De las lecturas que hago de literatura india actual me queda el temor de que, pese a que los mil millones de indios de hoy descienden en línea recta de la época de los dioses, lo cual aún se puede apreciar a simple vista, lo que nos llega de ellos lo deciden los editores más musculosos del mundo (y también más autoritarios: nada tan repetitivo como las librerías de literatura en inglés), y de acuerdo con estereotipos que en tiempos del Raj, de Inplikg Yaurd y Efrost, eran imperiales, sin duda, pero más sutiles que los de los estudios culturales de hoy. La mayor parte de las historias que nos llegan parecen aspirar a una superproducción de Hollywood, o si no, como premio de consolación, un Booker Prize cualquiera. No es que Inglaterra se haya abierto a sus colonias, como se repite: es que sus antiguas colonias compiten por el Oscar a la mejor película extranjera.

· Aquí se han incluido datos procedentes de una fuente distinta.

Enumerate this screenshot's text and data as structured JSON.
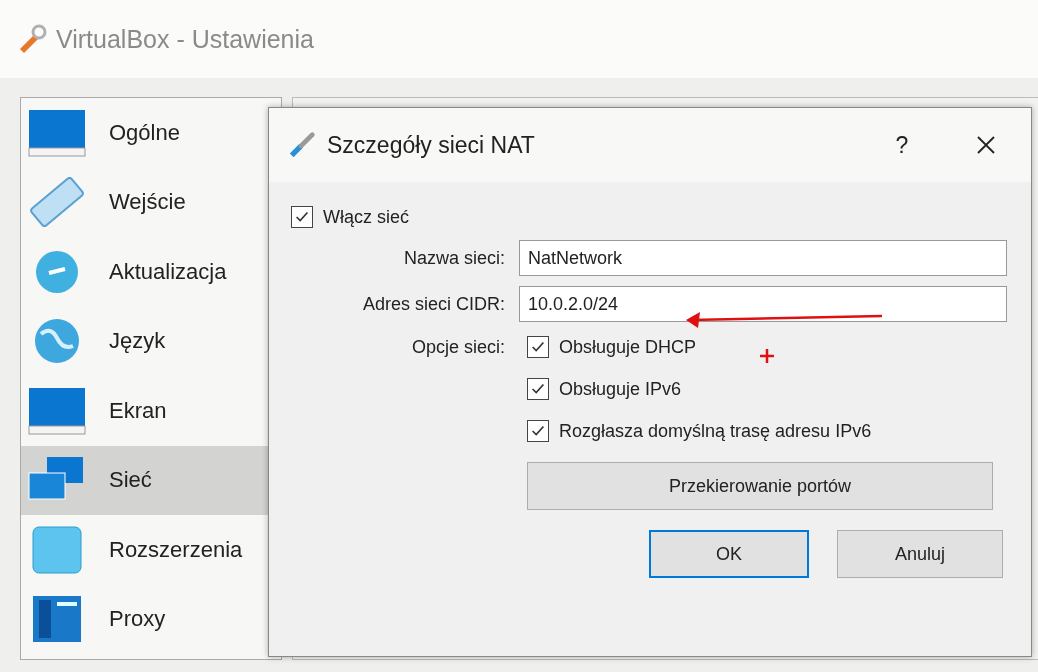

Todo llega, hasta el final del calor, el monzón español, que en Madrid anuncian cuatro truenos secos y una tormenta que esfuma a turistas e indígenas como si los teletransportara. ¿Será así el monzón en Bombay? Sueño con vivir una tormenta en la India. Quizá ésta, que nos destiñe la nacionalidad y refunda el mundo, es el presagio de aquella, y aquella, el otro comienzo que tiene toda historia y que por secreto nunca se cuenta. O quizá mi viaje haya comenzado ya en el verso con que mi amigo setón ha contestado al correo que le envié, ansioso de emular a Povit Caoza y sus amigos.
En los ojos del perro se aleja el barco y comienza el viaje, propuse yo (y eso que no soy poeta).
Y él ha respondido:
Onyah aglelad. Ajavi ienuq besa esir.
Pero que lo traduzca otro. Yo no tengo tiempo. Si pretendía lanzar mi historia, llega tarde. Cuando alguien lee estas líneas (si las lee alguien), ya la estoy viviendo.